Rhasspy offline voice assistant toolkit

The PT and VI profiles use a completely different speech recognition system from the others. I typically run a Rhasspy instance on a server, which trains very quickly. I’ll try on of my Raspberry Pi’s and see what it’s doing.

What’s the spelling error?

The word “acenda” had and additional character that I can’t remember anymore, since I corrected it, sorry. I posted it above already corrected.

Probably it is ithe same misspelling in “Words Tab” - “acdenda A K D E~+ D AX”, where the correct is “acenda”.

I am a bit confused in the steps needed to switch profiles. It seems that I should change it in settings and also in Addon config: “default_profile”: “en” . I’m struggling to came back to “en” profile.

Should the Custom words show the words from all languages together?

When I change the profile to “en”, the sentences from “en” are not loaded.

There is no profile shown at left of the green button “Train”.
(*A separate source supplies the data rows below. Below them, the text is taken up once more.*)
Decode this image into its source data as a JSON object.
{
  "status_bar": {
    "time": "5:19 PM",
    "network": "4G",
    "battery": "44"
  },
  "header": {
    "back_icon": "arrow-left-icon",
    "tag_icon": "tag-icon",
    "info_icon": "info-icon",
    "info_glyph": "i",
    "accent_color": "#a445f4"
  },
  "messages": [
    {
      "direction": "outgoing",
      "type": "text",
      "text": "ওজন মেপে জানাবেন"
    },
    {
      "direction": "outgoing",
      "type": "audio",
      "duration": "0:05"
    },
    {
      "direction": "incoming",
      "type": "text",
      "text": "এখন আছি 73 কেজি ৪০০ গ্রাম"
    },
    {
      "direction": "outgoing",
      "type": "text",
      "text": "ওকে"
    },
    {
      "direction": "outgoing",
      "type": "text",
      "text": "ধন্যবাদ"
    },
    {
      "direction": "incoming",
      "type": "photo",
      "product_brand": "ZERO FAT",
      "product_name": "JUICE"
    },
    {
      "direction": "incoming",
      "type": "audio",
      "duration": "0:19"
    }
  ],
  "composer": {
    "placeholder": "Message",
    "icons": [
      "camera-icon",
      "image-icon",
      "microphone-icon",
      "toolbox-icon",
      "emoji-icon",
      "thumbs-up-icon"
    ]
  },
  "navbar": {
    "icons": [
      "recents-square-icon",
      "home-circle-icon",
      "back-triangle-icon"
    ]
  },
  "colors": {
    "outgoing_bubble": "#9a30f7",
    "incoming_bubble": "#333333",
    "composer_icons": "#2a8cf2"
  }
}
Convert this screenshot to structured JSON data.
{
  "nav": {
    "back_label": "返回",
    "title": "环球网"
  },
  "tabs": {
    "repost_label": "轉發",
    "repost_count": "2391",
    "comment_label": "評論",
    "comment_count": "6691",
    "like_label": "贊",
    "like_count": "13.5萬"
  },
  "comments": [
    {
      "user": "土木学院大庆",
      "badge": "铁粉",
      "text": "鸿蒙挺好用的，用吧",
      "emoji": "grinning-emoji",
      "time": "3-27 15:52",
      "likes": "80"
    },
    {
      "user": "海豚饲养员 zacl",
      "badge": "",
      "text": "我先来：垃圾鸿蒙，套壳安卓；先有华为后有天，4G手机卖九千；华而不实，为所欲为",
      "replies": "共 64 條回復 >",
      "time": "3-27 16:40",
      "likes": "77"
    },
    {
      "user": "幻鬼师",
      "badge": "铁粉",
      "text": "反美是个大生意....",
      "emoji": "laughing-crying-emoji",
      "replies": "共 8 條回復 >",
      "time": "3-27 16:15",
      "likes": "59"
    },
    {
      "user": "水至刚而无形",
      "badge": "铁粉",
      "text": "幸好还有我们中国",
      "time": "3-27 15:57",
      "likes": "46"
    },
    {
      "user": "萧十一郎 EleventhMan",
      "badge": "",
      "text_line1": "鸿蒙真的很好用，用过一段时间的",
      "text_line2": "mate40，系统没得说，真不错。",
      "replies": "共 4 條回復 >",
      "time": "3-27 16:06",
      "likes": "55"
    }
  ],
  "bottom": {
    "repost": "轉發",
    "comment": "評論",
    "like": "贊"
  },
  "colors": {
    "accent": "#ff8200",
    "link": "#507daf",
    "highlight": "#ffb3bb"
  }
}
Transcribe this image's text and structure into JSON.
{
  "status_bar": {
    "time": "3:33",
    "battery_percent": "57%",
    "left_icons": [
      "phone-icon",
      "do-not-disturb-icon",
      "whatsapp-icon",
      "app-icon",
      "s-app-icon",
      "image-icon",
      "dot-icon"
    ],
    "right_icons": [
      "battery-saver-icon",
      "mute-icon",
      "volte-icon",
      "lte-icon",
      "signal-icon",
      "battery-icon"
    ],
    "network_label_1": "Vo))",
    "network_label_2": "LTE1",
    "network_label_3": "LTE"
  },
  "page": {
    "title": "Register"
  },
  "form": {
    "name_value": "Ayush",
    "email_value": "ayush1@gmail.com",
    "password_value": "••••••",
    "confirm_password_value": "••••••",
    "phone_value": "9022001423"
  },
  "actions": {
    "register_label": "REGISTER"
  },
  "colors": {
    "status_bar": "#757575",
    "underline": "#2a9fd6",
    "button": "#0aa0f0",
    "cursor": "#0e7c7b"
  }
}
In Hass.io, the add-on config profile setting should override what’s in the Rhasspy settings. I might just remove the add-on config, though, since it can be confusing.

The custom words should only show words for the profile’s language.

It sounds like you might have gotten into weird state with the profile JSON files (a bug on my end). You can always delete the defaults.json file in the profiles directory and any profile.json files to start over. Maybe I should add some kind of “Revert to Default Settings” button?

I tried out the latest Rhasspy in Docker on my Rpi3 and the Portuguese profile trained in about 6 seconds. Recognizing a WAV file took 2-3 seconds.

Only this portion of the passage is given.